Hinty is a newspaperman, and when you look at him you’ll expect something quite unlike what lies not too far from the surface of that calm, ultra-right and conservative looking still water.

Something you can catch just underneath the smile if you notice the twinkle in his eye.

Pay heed. Think of a tarantula dressed smartly in a fashionable new business suit, sipping an old fashioned in an up-scale mid-town pub, and keep that picture in mind, because if you fail in that task, you may be surprised when you catch a glimpse of the wickedly sinister smile of a bleached skull and cross bones on a black t-shirt underneath.

The Jolly Rogers flies from the Good Ship Hintysen, and like all good Pirates, Hinty is warning you of what waits for you upon his arrival.

Yes, Hinty is The Jolly Rogers come to life, the resurrected body of Jolly Old Roger, fit comfortably to the skeleton which Pirates have revered and with which they have signaled their arrival to others:

“Caution… these be Pirates ahead”

Hinty is very comfortable driving home from work on the dark and dangerous streets where Jeffrey Dahmer hand selected humans to eat.
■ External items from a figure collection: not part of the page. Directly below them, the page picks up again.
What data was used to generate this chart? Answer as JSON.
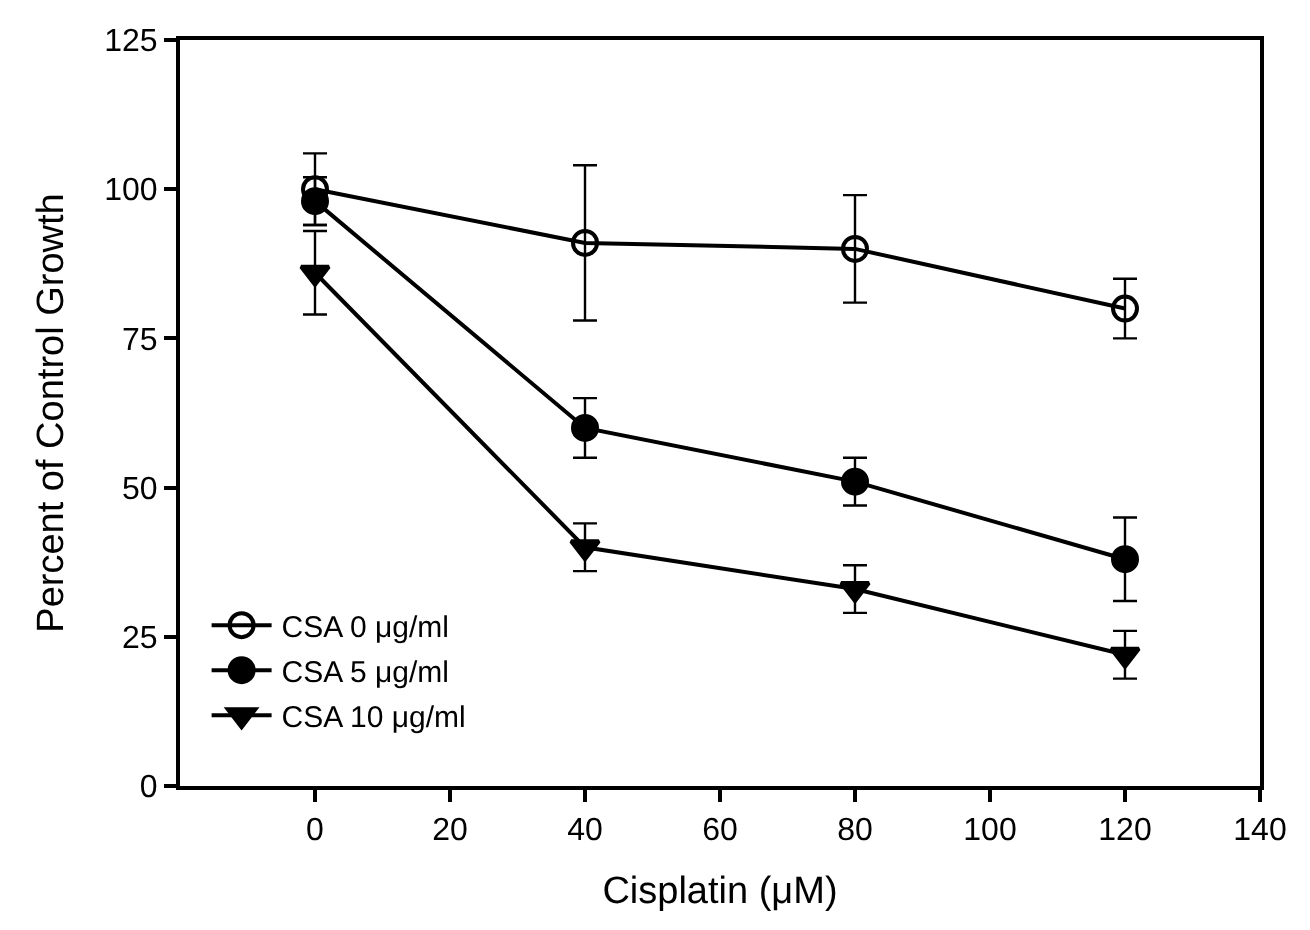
{
  "chart_data": {
    "type": "line",
    "xlabel": "Cisplatin (μM)",
    "ylabel": "Percent of Control Growth",
    "x": [
      0,
      40,
      80,
      120
    ],
    "xlim": [
      -20,
      140
    ],
    "xticks": [
      0,
      20,
      40,
      60,
      80,
      100,
      120,
      140
    ],
    "ylim": [
      0,
      125
    ],
    "yticks": [
      0,
      25,
      50,
      75,
      100,
      125
    ],
    "legend": "bottom left",
    "series": [
      {
        "name": "CSA 0 μg/ml",
        "color": "#000000",
        "marker": "circle-open",
        "values": [
          100,
          91,
          90,
          80
        ],
        "errors": [
          6,
          13,
          9,
          5
        ]
      },
      {
        "name": "CSA 5 μg/ml",
        "color": "#000000",
        "marker": "circle",
        "values": [
          98,
          60,
          51,
          38
        ],
        "errors": [
          4,
          5,
          4,
          7
        ]
      },
      {
        "name": "CSA 10 μg/ml",
        "color": "#000000",
        "marker": "triangle-down",
        "values": [
          86,
          40,
          33,
          22
        ],
        "errors": [
          7,
          4,
          4,
          4
        ]
      }
    ]
  }
}
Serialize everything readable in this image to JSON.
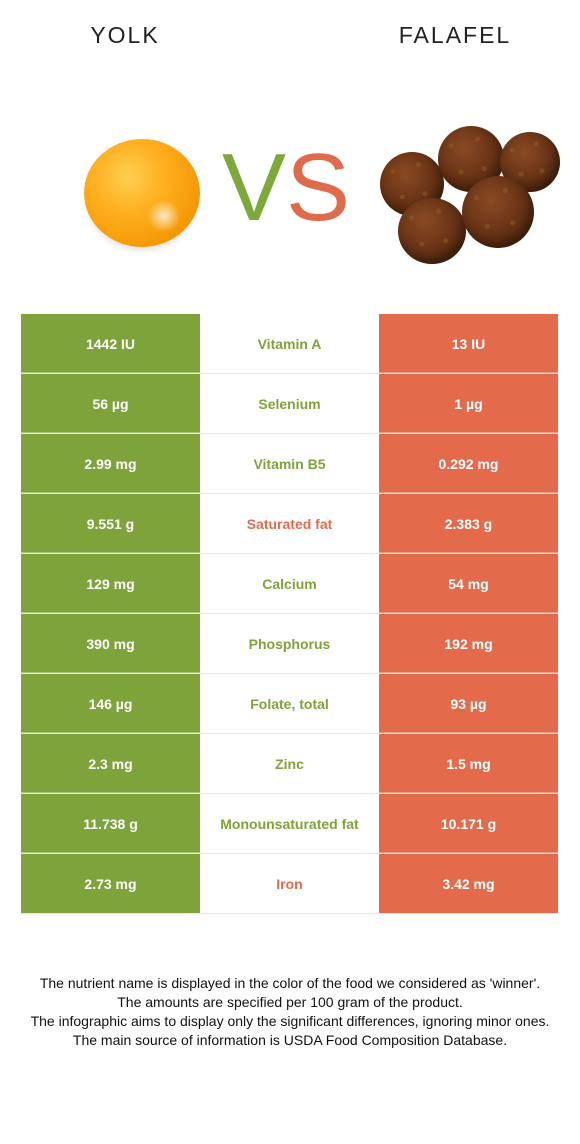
{
  "foods": {
    "left": "YOLK",
    "right": "FALAFEL"
  },
  "vs": {
    "v": "V",
    "s": "S"
  },
  "colors": {
    "winner_left": "#7ea33a",
    "winner_right": "#e36b4b"
  },
  "rows": [
    {
      "left": "1442 IU",
      "nutrient": "Vitamin A",
      "right": "13 IU",
      "winner": "left"
    },
    {
      "left": "56 µg",
      "nutrient": "Selenium",
      "right": "1 µg",
      "winner": "left"
    },
    {
      "left": "2.99 mg",
      "nutrient": "Vitamin B5",
      "right": "0.292 mg",
      "winner": "left"
    },
    {
      "left": "9.551 g",
      "nutrient": "Saturated fat",
      "right": "2.383 g",
      "winner": "right"
    },
    {
      "left": "129 mg",
      "nutrient": "Calcium",
      "right": "54 mg",
      "winner": "left"
    },
    {
      "left": "390 mg",
      "nutrient": "Phosphorus",
      "right": "192 mg",
      "winner": "left"
    },
    {
      "left": "146 µg",
      "nutrient": "Folate, total",
      "right": "93 µg",
      "winner": "left"
    },
    {
      "left": "2.3 mg",
      "nutrient": "Zinc",
      "right": "1.5 mg",
      "winner": "left"
    },
    {
      "left": "11.738 g",
      "nutrient": "Monounsaturated fat",
      "right": "10.171 g",
      "winner": "left"
    },
    {
      "left": "2.73 mg",
      "nutrient": "Iron",
      "right": "3.42 mg",
      "winner": "right"
    }
  ],
  "footer": [
    "The nutrient name is displayed in the color of the food we considered as 'winner'.",
    "The amounts are specified per 100 gram of the product.",
    "The infographic aims to display only the significant differences, ignoring minor ones.",
    "The main source of information is USDA Food Composition Database."
  ]
}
The dangerous, dreary streets of down-town Milwaukee, largest city of Wisconsin; located in southeastern Wisconsin on Lake Michigan; known for its breweries; a place where street thugs push old women into the oncoming traffic of busy streets as sport just to watch brittle old bones tumble and crack under the wheels of a city bus like a cloth sack of old twigs.

Don’t grimace, man, it’s a solution here in the land of the free. The Eskimos rid themselves of their old setting them adrift on icebergs, and killing the old is a tradition and as respected a sport as old as time itself.

Driving along, Hinty turns up a punk rock band on the dvd player and checks his grey crew-cut in the rear view mirror; moistens the gleam in his eye with a blink; and looks back to the road ahead.

Don’t misunderstand, Hinty wouldn’t run over old people. No, no. He’d maneuver around a lifeless body, sprawled and bloody.

Hinty may, however, stop and encourage a jumper on a bridge. Everyone needs a little push now and again…

Hinty is a good man, a fine man, and he knows right from wrong and he has a demeanor far from the smarmy charm of a Hollywood Art fag party.

And Hinty has lived in that shadow-land deep inside, a land inside where death buys life the final round of drinks.

So, find him there, inside yourself where the best you have to offer lives and grows. I recommend you do so.

And if inside yourself is too far for you to travel, find him closing Wolski’s bar in Wisco. Hinty may be your guide.

He was mine and I don’t know how to repay him.
Thank him for me when you see him, I’d appreciate it.